Brokerage accounts are similar to prepaid credit accounts. You place money with your broker when you open an account, and you can use this money to trade securities through your broker. In order to trade, there must be money in the account. Profits from trades can be deposited in the account to raise your credit limit, and withdrawals can be made if you need a little cash. The regulation of brokerage accounts, though, is extremely important in avoiding negative financial losses.

Restrictions on Account Activity

Each broker will have several types of brokerage accounts available. The difference between the accounts will occur in both the cost and function. For example, you may have to pay higher management fees or deposit a larger principal sum in order to get the most functional account. An investor with $100,000 to trade will receive more trades each year than an investor with only $10,000 in the account. The $100,000 investor is paying more through management fees, and these fees will directly translate to more options and better service. For example, this investor may qualify for unlimited trades, while the lower investor may see a trade cap each term or year.

Minimum Account Levels

All brokers will have a minimum account balance acceptable on a brokerage account. This is maintained in order to protect both the investor and the broker. For example, if an investor continues to lose money and the account balance drops, a broker may want to close the account and collect fees immediately. This protects the broker from a loss if the account dips into the negative and the account holder cannot pay. Some brokers may even set levels because they prefer to work with sophisticated investors. This opens up the possibility for more sophisticated trades, and brokers tend to earn higher margins on these trades.

Margin Accounts and Calls

Many brokers permit their clients to buy on margin. This means the investor can borrow shares of a security from a broker rather than purchasing the security directly. This is a common technique in a short sale practice. The investor borrows shares, sells them for a profit, re-buys them later at a lower price, and then returns them to the broker. As long as the shares are returned satisfactorily, the broker is satisfied. However, if the account begins to dip too low, the broker may issue a margin call. This means the investor must either deposit more money in the account or replace the shares immediately in order to bring the account back up to an acceptable level.

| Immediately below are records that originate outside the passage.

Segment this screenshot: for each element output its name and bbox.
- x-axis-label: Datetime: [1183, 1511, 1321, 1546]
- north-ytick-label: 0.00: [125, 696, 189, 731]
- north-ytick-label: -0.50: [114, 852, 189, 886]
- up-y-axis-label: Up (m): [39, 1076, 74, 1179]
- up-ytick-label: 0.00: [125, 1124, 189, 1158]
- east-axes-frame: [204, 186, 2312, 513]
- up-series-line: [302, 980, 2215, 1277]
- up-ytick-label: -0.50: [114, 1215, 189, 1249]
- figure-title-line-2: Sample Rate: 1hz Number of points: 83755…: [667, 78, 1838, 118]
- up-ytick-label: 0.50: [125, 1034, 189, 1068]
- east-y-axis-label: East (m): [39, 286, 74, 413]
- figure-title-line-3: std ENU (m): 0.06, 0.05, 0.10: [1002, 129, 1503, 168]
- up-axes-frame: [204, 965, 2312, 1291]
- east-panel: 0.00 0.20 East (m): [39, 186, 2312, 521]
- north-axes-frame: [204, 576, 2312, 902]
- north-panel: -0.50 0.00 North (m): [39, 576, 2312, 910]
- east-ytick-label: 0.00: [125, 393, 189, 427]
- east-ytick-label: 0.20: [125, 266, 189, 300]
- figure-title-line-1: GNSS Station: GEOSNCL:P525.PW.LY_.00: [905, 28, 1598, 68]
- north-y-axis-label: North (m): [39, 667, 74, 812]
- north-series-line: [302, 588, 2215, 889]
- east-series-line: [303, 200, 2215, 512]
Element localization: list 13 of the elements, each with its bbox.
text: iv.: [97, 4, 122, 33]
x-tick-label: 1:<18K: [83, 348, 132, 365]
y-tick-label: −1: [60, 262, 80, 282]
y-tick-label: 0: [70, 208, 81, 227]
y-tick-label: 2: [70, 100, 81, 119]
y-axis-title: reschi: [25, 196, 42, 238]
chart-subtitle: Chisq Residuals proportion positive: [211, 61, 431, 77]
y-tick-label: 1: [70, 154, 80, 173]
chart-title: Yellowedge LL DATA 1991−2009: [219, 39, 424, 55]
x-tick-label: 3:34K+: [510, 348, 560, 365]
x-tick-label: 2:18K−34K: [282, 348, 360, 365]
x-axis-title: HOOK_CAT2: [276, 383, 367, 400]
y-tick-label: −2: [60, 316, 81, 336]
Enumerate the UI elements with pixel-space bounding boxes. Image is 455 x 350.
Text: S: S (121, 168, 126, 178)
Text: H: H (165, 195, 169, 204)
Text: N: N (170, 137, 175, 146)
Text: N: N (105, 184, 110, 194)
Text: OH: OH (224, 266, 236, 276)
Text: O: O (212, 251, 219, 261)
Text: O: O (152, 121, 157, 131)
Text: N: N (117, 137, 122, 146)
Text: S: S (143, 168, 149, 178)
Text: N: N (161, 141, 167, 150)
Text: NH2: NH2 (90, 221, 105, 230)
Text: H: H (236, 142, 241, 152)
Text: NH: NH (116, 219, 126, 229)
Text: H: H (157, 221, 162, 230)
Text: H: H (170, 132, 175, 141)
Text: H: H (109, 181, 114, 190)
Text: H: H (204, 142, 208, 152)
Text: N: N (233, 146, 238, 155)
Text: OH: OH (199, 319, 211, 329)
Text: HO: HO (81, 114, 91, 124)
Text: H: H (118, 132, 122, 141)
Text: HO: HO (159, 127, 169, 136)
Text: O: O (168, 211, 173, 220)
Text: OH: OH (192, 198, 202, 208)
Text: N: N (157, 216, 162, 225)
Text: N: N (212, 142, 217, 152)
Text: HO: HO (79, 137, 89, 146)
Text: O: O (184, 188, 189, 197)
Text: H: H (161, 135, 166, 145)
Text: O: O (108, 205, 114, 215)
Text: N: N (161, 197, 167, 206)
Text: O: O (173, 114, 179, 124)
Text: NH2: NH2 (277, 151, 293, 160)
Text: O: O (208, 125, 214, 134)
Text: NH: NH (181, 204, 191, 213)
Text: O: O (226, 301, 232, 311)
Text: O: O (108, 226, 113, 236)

Fees and Withdrawal Structures

Each time an account holder trades from a brokerage account or makes a withdrawal, there will be fees. This is how most brokers earn the bulk of their cash. Some brokers will limit the number of withdrawals clients can make each year, and others will simply require a higher fee for withdrawals over the limit. The same structure options can be used for transaction fees. An investor should look for a brokerage account with low fees, but he or she should not compromise the flexibility to trade freely in the name of low costs.